Es ist schwierig als ein solcher Mensch Bindungen zu bestehen, wenn man damit beschäftigt ist, sich aus der letzten Reihe vorwärts zu bewegen. Wenn man sich seinem Schicksal nicht hingibt, sondern die Reise auf sich nimmt. Dann durchläuft man viele Phasen. Und wenn man es ein wenig eilig hat, dann durchläuft man viele Phasen schnell. Und es gibt viele Menschen, die sich in bestimmten Phasen etwas länger aufhalten, als man selbst. Die bleiben dann auf einem Streckenabschnitt, nicht unbedingt stehen, aber halten sich auf. Und man lässt sie hinter sich. Und vielleicht holen sie einen auch irgendwann wieder ein. Weil man sich selber hat aufhalten lassen. Und so weiter.

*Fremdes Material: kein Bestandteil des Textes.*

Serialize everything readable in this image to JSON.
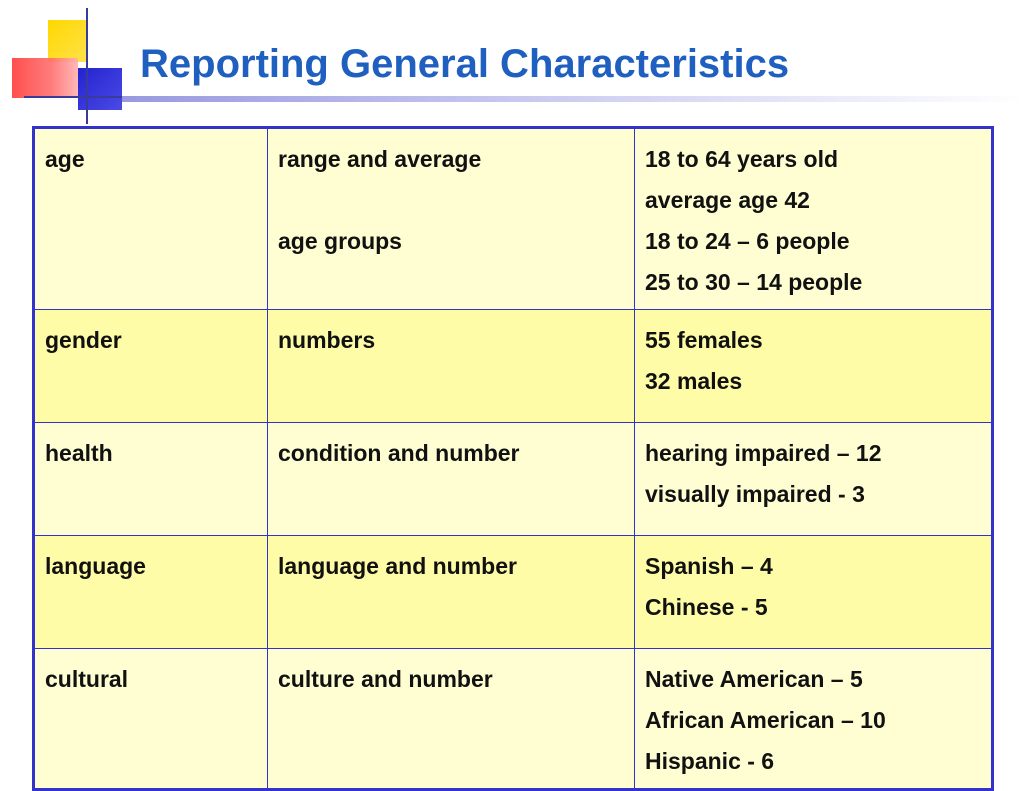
{
  "title": "Reporting General Characteristics",
  "rows": [
    {
      "characteristic": "age",
      "method_lines": [
        "range and average",
        "",
        "age groups"
      ],
      "results": [
        "18 to 64 years old",
        "average age 42",
        "18 to 24 – 6 people",
        "25 to 30 – 14 people"
      ]
    },
    {
      "characteristic": "gender",
      "method_lines": [
        "numbers"
      ],
      "results": [
        "55 females",
        "32 males"
      ]
    },
    {
      "characteristic": "health",
      "method_lines": [
        "condition and number"
      ],
      "results": [
        "hearing impaired – 12",
        "visually impaired - 3"
      ]
    },
    {
      "characteristic": "language",
      "method_lines": [
        "language and number"
      ],
      "results": [
        "Spanish – 4",
        "Chinese - 5"
      ]
    },
    {
      "characteristic": "cultural",
      "method_lines": [
        "culture and number"
      ],
      "results": [
        "Native American – 5",
        "African American – 10",
        "Hispanic - 6"
      ]
    }
  ],
  "colors": {
    "title": "#1f5fbf",
    "border": "#3333cc",
    "row_light": "#fefed2",
    "row_dark": "#fefca6"
  }
}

Diejenigen, die einem am Nächsten sind – weil sie entweder Teil der Kindheit oder der eigenen Familie sind – die sind einem möglicherweise irgendwann am Entferntesten, weil sie sich niemals auf die Reise gemacht haben. Und mit ihrem Schicksal möglicherweise voll und ganz gefordert sind. Und dann ist man allein.
Aber es muss trotzdem irgendwie weitergehen.

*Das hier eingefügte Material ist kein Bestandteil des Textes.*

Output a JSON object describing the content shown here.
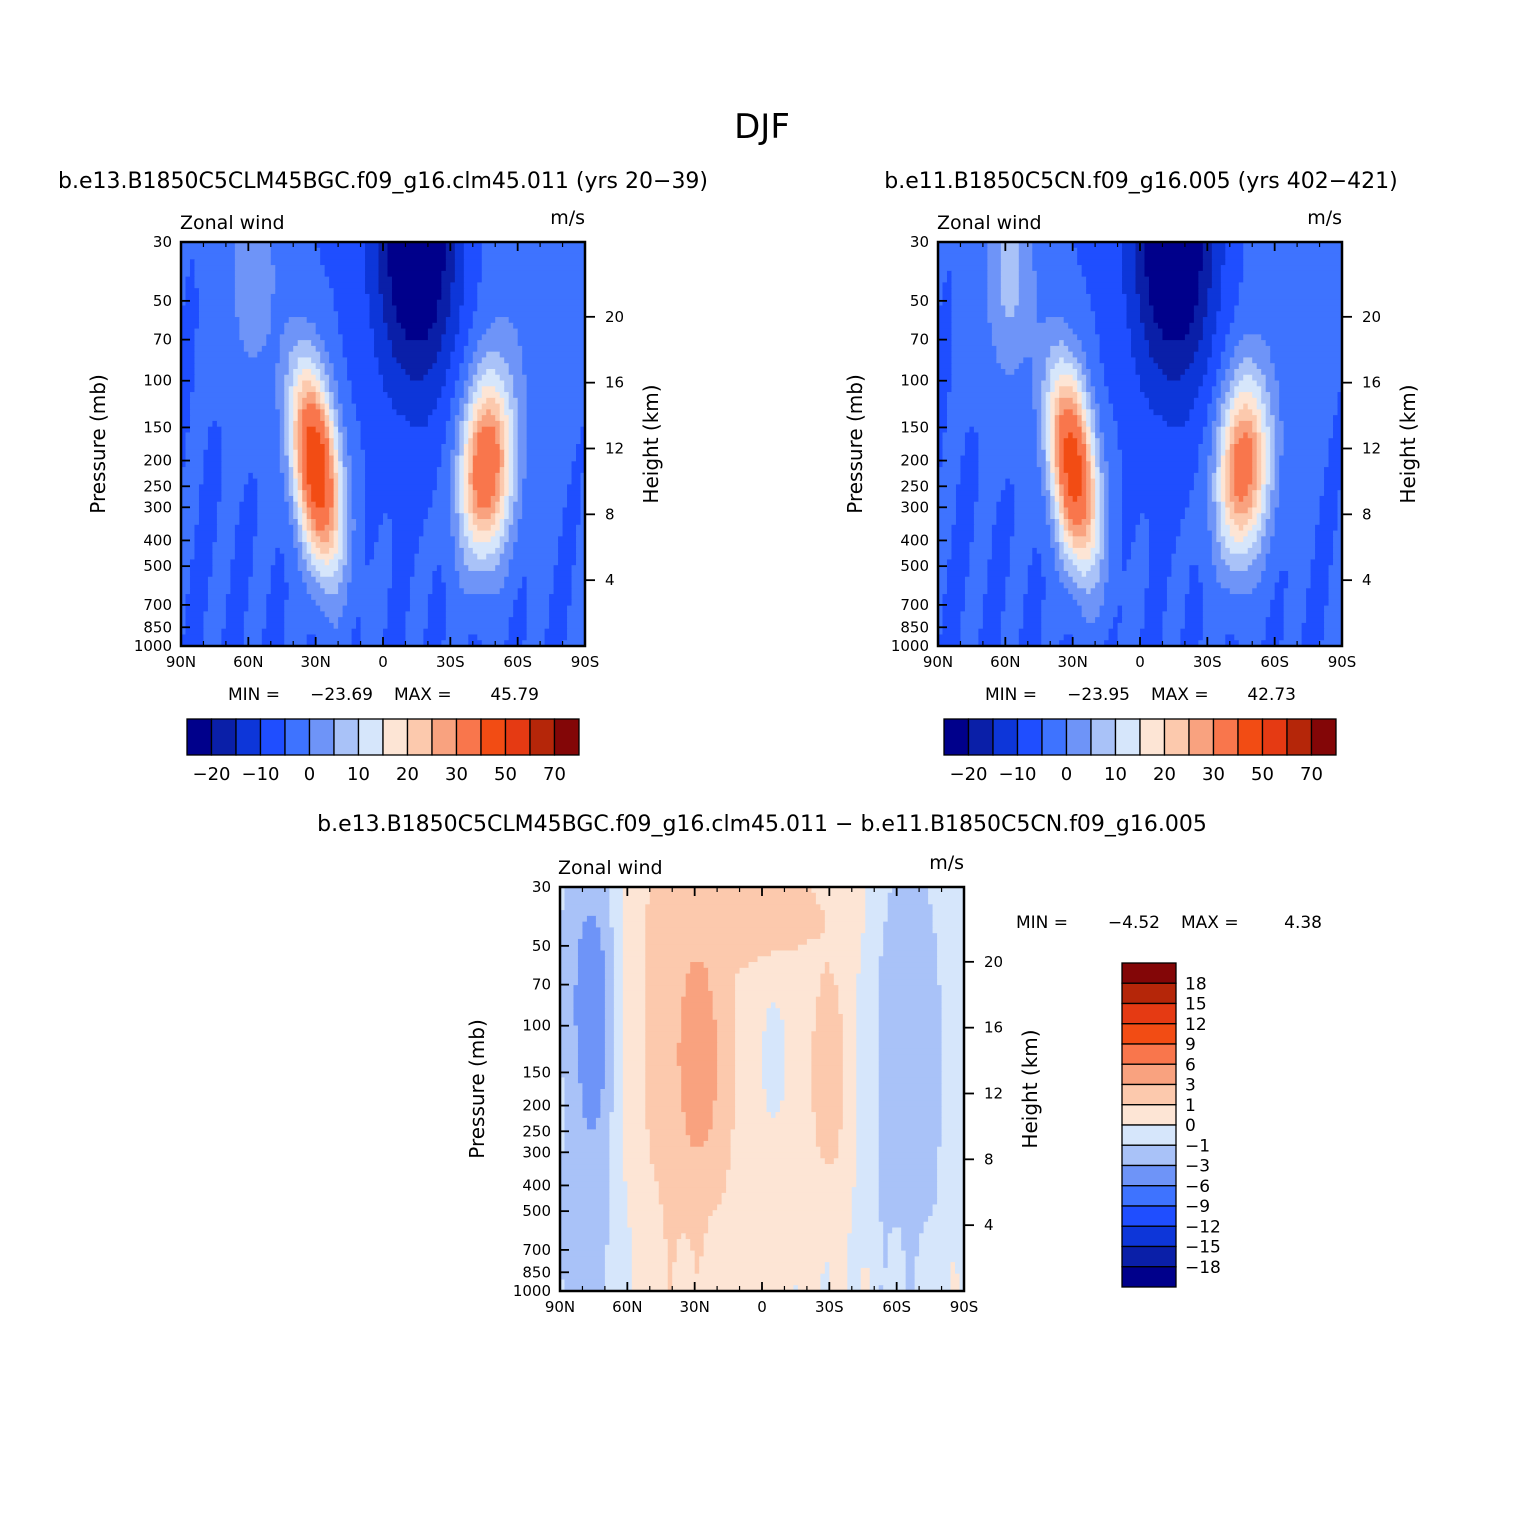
{
  "figure": {
    "season_title": "DJF"
  },
  "chart_data": [
    {
      "type": "heatmap",
      "title": "b.e13.B1850C5CLM45BGC.f09_g16.clm45.011 (yrs 20−39)",
      "left_label": "Zonal wind",
      "right_label": "m/s",
      "ylabel": "Pressure (mb)",
      "ylabel_right": "Height (km)",
      "x_ticks": [
        "90N",
        "60N",
        "30N",
        "0",
        "30S",
        "60S",
        "90S"
      ],
      "xlim": [
        90,
        -90
      ],
      "y_ticks": [
        "30",
        "50",
        "70",
        "100",
        "150",
        "200",
        "250",
        "300",
        "400",
        "500",
        "700",
        "850",
        "1000"
      ],
      "ylim": [
        1000,
        30
      ],
      "y_right_ticks": [
        "20",
        "16",
        "12",
        "8",
        "4"
      ],
      "min_label": "MIN =",
      "min_value": "−23.69",
      "max_label": "MAX =",
      "max_value": "45.79",
      "colorbar_labels": [
        "−20",
        "−10",
        "0",
        "10",
        "20",
        "30",
        "50",
        "70"
      ],
      "features": [
        {
          "name": "NH subtropical jet",
          "lat": 30,
          "p": 200,
          "peak": 45.79
        },
        {
          "name": "SH subtropical jet",
          "lat": -48,
          "p": 220,
          "peak": 35
        },
        {
          "name": "tropical easterlies",
          "lat": -15,
          "p": 30,
          "peak": -23.69
        }
      ]
    },
    {
      "type": "heatmap",
      "title": "b.e11.B1850C5CN.f09_g16.005 (yrs 402−421)",
      "left_label": "Zonal wind",
      "right_label": "m/s",
      "ylabel": "Pressure (mb)",
      "ylabel_right": "Height (km)",
      "x_ticks": [
        "90N",
        "60N",
        "30N",
        "0",
        "30S",
        "60S",
        "90S"
      ],
      "xlim": [
        90,
        -90
      ],
      "y_ticks": [
        "30",
        "50",
        "70",
        "100",
        "150",
        "200",
        "250",
        "300",
        "400",
        "500",
        "700",
        "850",
        "1000"
      ],
      "ylim": [
        1000,
        30
      ],
      "y_right_ticks": [
        "20",
        "16",
        "12",
        "8",
        "4"
      ],
      "min_label": "MIN =",
      "min_value": "−23.95",
      "max_label": "MAX =",
      "max_value": "42.73",
      "colorbar_labels": [
        "−20",
        "−10",
        "0",
        "10",
        "20",
        "30",
        "50",
        "70"
      ],
      "features": [
        {
          "name": "NH subtropical jet",
          "lat": 30,
          "p": 200,
          "peak": 42.73
        },
        {
          "name": "SH subtropical jet",
          "lat": -48,
          "p": 220,
          "peak": 32
        },
        {
          "name": "tropical easterlies",
          "lat": -15,
          "p": 30,
          "peak": -23.95
        }
      ]
    },
    {
      "type": "heatmap",
      "title": "b.e13.B1850C5CLM45BGC.f09_g16.clm45.011 − b.e11.B1850C5CN.f09_g16.005",
      "left_label": "Zonal wind",
      "right_label": "m/s",
      "ylabel": "Pressure (mb)",
      "ylabel_right": "Height (km)",
      "x_ticks": [
        "90N",
        "60N",
        "30N",
        "0",
        "30S",
        "60S",
        "90S"
      ],
      "xlim": [
        90,
        -90
      ],
      "y_ticks": [
        "30",
        "50",
        "70",
        "100",
        "150",
        "200",
        "250",
        "300",
        "400",
        "500",
        "700",
        "850",
        "1000"
      ],
      "ylim": [
        1000,
        30
      ],
      "y_right_ticks": [
        "20",
        "16",
        "12",
        "8",
        "4"
      ],
      "min_label": "MIN =",
      "min_value": "−4.52",
      "max_label": "MAX =",
      "max_value": "4.38",
      "colorbar_labels": [
        "18",
        "15",
        "12",
        "9",
        "6",
        "3",
        "1",
        "0",
        "−1",
        "−3",
        "−6",
        "−9",
        "−12",
        "−15",
        "−18"
      ]
    }
  ],
  "palette": [
    "#00008b",
    "#0a1fa8",
    "#0d36d9",
    "#1f4eff",
    "#3e73ff",
    "#6e94f8",
    "#a9c2f8",
    "#d6e6fb",
    "#fde5d5",
    "#fcc9ad",
    "#f9a27f",
    "#f9764c",
    "#f24c14",
    "#e53a13",
    "#b52609",
    "#830607"
  ]
}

Ich habe zuletzt irgendwo gelesen, dass es soetwas wie den “selbstgemachten Menschen” gar nicht gibt. Den “Selfmade Man” – eine Person, die es von ganz unten nach ganz oben geschafft hat – der amerikanische Traum sozusagen. Eine utopische Figur. Denn es stimmt. Einen Weg von unten nach oben kann man nur machen, wenn es überhaupt ein Dazwischen gibt. Im Dazwischen da sind viele Menschen und jeder dieser Menschen, dem der “selbstgemachte Mensch” begegnet – jeder Mensch hilft auf seine eigene Art und Weise, damit der “selbstgemachte Mensch” weiterkommen kann. Und umgekehrt. Bestenfalls. (Wer es merkt.) Also ‘machen’ wir uns alle irgendwie gegenseitig. Und es ist wichtig, dass wir alle das merken, dass es keine “selbstgemachten Menschen” gibt. Dass wir alle voneinander abhängig sind und uns alle gegenseitig formen. Ob wir wollen, oder nicht. (Und ein oben oder unten gibt es sowieso auch gar nicht..)
Das ist viel.
Zum Verstehen.
Darum – um zum Schluss zu kommen – und was ich eigentlich auch nur sagen will:
Jeder Mensch sollte einmal öfter darüber nachdenken, mit welchen Privilegien er in sein Leben getreten ist. In welche Familie er geboren worden ist. Wieviel Liebe ihm geschenkt worden ist. Und von wem.
Jeder sollte einmal öfter darüber nachdenken, welche Menschen er zu seinen Freunden zählen darf. Welche Region der Erde er seine Heimat nennen darf. Und welches Haus sein Heim.
Jeder Mensch sollte einmal ganz fest darüber nachdenken, wer ihm dabei geholfen hat, dort zu sein, wo er heute ist. (Oder auch nicht. Dann weiß man, dass man auf einem holprigen Streckenabschnitt ist 😅.)
Und wenn jeder Mensch seine Mitmenschen zu begreifen versuchte und einmal auch da hin schauen würde, wo diese fremde Seele denn gestartet und welche Phasen sie schon durchlaufen ist: das würde jedem Menschen eine Menge Dankbarkeit lehren.
Und ein riesen Schritt wäre getan.
🙏
Sehr schön, Anna! ❤️
Vielleicht sieht man nicht die lange Reise, die jemand gegangen ist, aber manch ein Gegenüber kann sie spüren.
Du sprichst mir aus der Seele, Anna.